O sevgi, tüm acıları sadece kendisinin yaşadığına inandığı ve Alev’in bencil tavrıyla gölgelendiği ilk an benim nazarımda kendini derin bir sorgulamaya bırakmıştı ama Alev’in, son iki haftadır Zeynep’in gözünde sahip olduğu konumdan daha çok onun hayatını düşünmeye başlaması benim, onunla yeniden aynı çizgide buluşmama vesile oldu. Geçmişte ne yapmış olursa olsun Alev gibi bir annenin sevgisi, doğru bir perspektifle yansıtılabildiği ilk an Zeynep’e hatta Damla’ya en güçlü kale olacaktır. Bu, en başından beri ısrarla üstünde durduğum bir düşünceydi. Zeynep’in kaybolması ve Alev’in de iç dönüşümünü yaşamasıyla yeniden gün yüzüne çıkan iki kardeşin birbirlerine sığınak olma sahnesi şüphesiz ki düşüncemin doğruluğunu vurgular nitelikteydi.
Alev’in kendisiyle bencilliği arasına set çekmeyi başardığı andan beri yükselişe geçen bir Alev-Damla ilişkisi var ki bu durum, hem Zeynep’e hem de kendilerine yarar benden söylemesi. İşte tam da bu noktada bir gün en büyük beklentim güçlü bağlarla çevrilmiş bir Alev-Zeynep-Damla birlikteliği izlemek. Zeynep’in bu denli güven duygusunun zedelendiği bir anda başka şansları da yok. Zeynep, dedesinin özgüveni yok edecek tüm davranışlarına rağmen teyzesinin yanında güven içinde büyümüş bir kız. Bu noktada onun için önemli olan şey, yalnızca öğrendiği gerçek değil, buna eş değer olarak sevdiği insanların ona yalan söylemesidir. Eğer bir insanın tüm hayatı, değer verdiği insanlara koşulsuz şartsız güvenmekle geçmişse ve bu aldığı ilk darbe ise şüphesiz ki onun için en kalıcısı olacak demektir. Öyle de oldu ve Zeynep, annesine duyduğu güvenden şüphe ettiği ilk an bir oyuncu değişikliğine giderek yeni tanıdığı Mert’le bir bilinmezliğe doğru yola çıktı. Düşünüyorum da eğer ben de böyle bir yara almış olsaydım ilk yapacağım, diğer en güvendiğime sığınmak olurdu. Bu, hayatın olağan akışında hepimizin verebileceği bir reaksiyondu ama bu noktada Zeynep’in büyük bir handikabı vardı. Bu handikap, Mert’in Özlem’in kardeşi olması. Dizi başladığından beri hep, Özlem’in, Mert-Zeynep ilişkisini öğreneceği anı bekliyordum ki bu sahne tam da bu bölümde ve bence en zamansız anda gelip çattı.
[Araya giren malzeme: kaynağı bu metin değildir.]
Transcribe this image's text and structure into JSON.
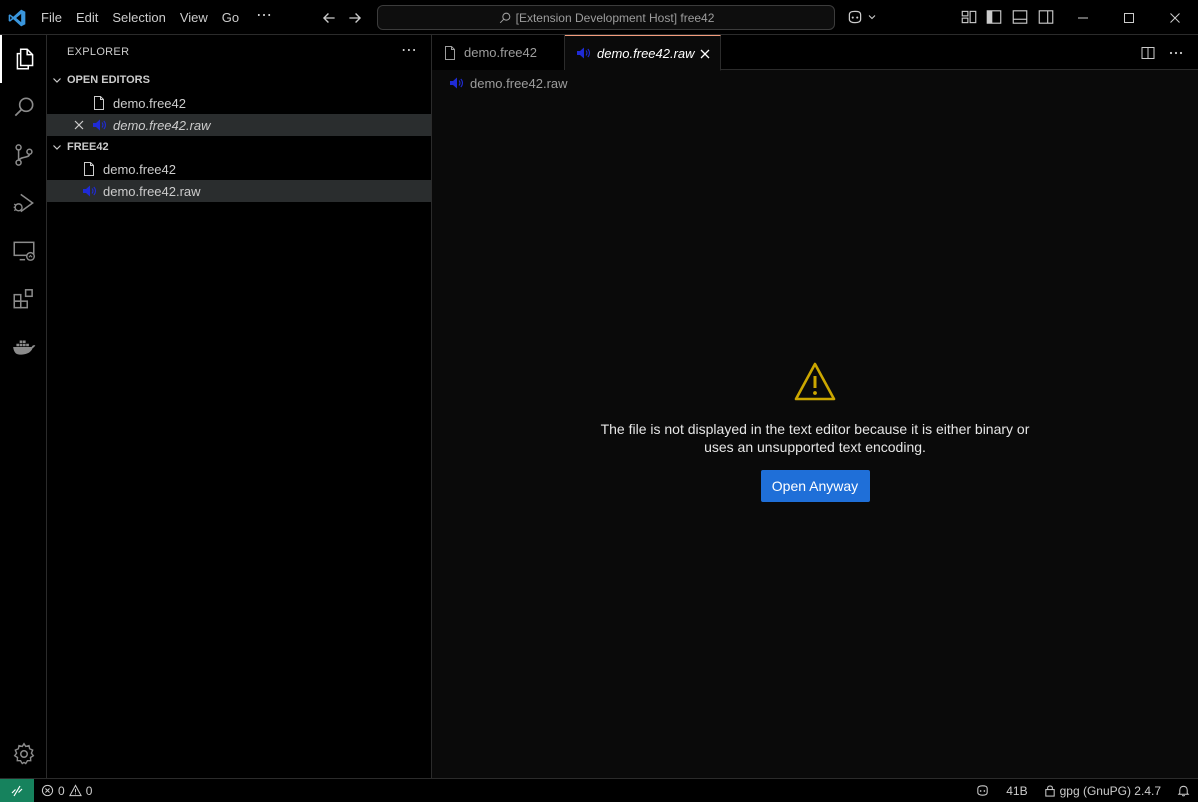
{
  "titlebar": {
    "menu": [
      "File",
      "Edit",
      "Selection",
      "View",
      "Go"
    ],
    "more": "⋯",
    "command_center": "[Extension Development Host] free42"
  },
  "activity_bar": {
    "items": [
      "explorer-icon",
      "search-icon",
      "source-control-icon",
      "run-debug-icon",
      "remote-explorer-icon",
      "extensions-icon",
      "docker-icon"
    ],
    "bottom": "manage-gear-icon"
  },
  "sidebar": {
    "title": "EXPLORER",
    "more": "⋯",
    "open_editors": {
      "header": "OPEN EDITORS",
      "items": [
        {
          "label": "demo.free42",
          "icon": "file-icon"
        },
        {
          "label": "demo.free42.raw",
          "icon": "audio-file-icon",
          "selected": true
        }
      ]
    },
    "folder": {
      "header": "FREE42",
      "items": [
        {
          "label": "demo.free42",
          "icon": "file-icon"
        },
        {
          "label": "demo.free42.raw",
          "icon": "audio-file-icon",
          "selected": true
        }
      ]
    }
  },
  "editor": {
    "tabs": [
      {
        "label": "demo.free42",
        "active": false
      },
      {
        "label": "demo.free42.raw",
        "active": true
      }
    ],
    "breadcrumb": "demo.free42.raw",
    "message_line1": "The file is not displayed in the text editor because it is either binary or",
    "message_line2": "uses an unsupported text encoding.",
    "button": "Open Anyway"
  },
  "statusbar": {
    "errors": "0",
    "warnings": "0",
    "size": "41B",
    "gpg": "gpg (GnuPG) 2.4.7"
  },
  "colors": {
    "accent_button": "#1f6fd8",
    "warning": "#cca700",
    "remote": "#16825d",
    "audio_icon": "#1f2bd6",
    "active_tab_border": "#f29c7c"
  }
}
Bütün engellerden ve kelepçelerinden kurtulan Özlem’in, Zeynep’i bu kadar savunmasız yakaladığı bir anda es geçmesi Mert’e rağmen beklenemezdi ve zaten öyle de oldu. Kardeşini çok sevdiğini iddia eden- ki bence tamamen yanlış bir iddia- Özlem, ona rağmen öyle tehlikeli bir plan yaptı ki bu noktada bilmediği şey, bu planın Mert’e de zarar vereceğiydi. Özlem engelinden uzak olduğu sürece ben, Mert-Zeynep ilişkisinin her geçen gün daha da güçleneceğine inanıyorum.
Eğer Mert gibi güzel seven bir adam, ablası ve Zeynep arasında kaldığı zaman bile karakterinden taviz vermeden hareket edip doğrucu olabilirse izleyiciyi çok dolu bir aşk öyküsü bekliyor olacaktır, benden söylemesi. Zeynep’in evi terk ettiği sahnede kameranın onun ayakkabılarına odaklanması bende bazı soru işaretleri oluşturmuştu ki nedenini bölüm sonunda tokat gibi bir cevapla anladım. Bölüm, Zeynep’in, Mert’in yanından alınarak hiç tanımadığı bir arabada yolculuğa çıktığı bir anda, arkasında delil olarak bıraktığı kırmızı ayakkabıları ile son buldu. Kırmızı ayakkabıların getirisi midir nedir, haftaya pazar gecesini sabırsızlıkla bekliyorum. Herkesin emeğine sağlık.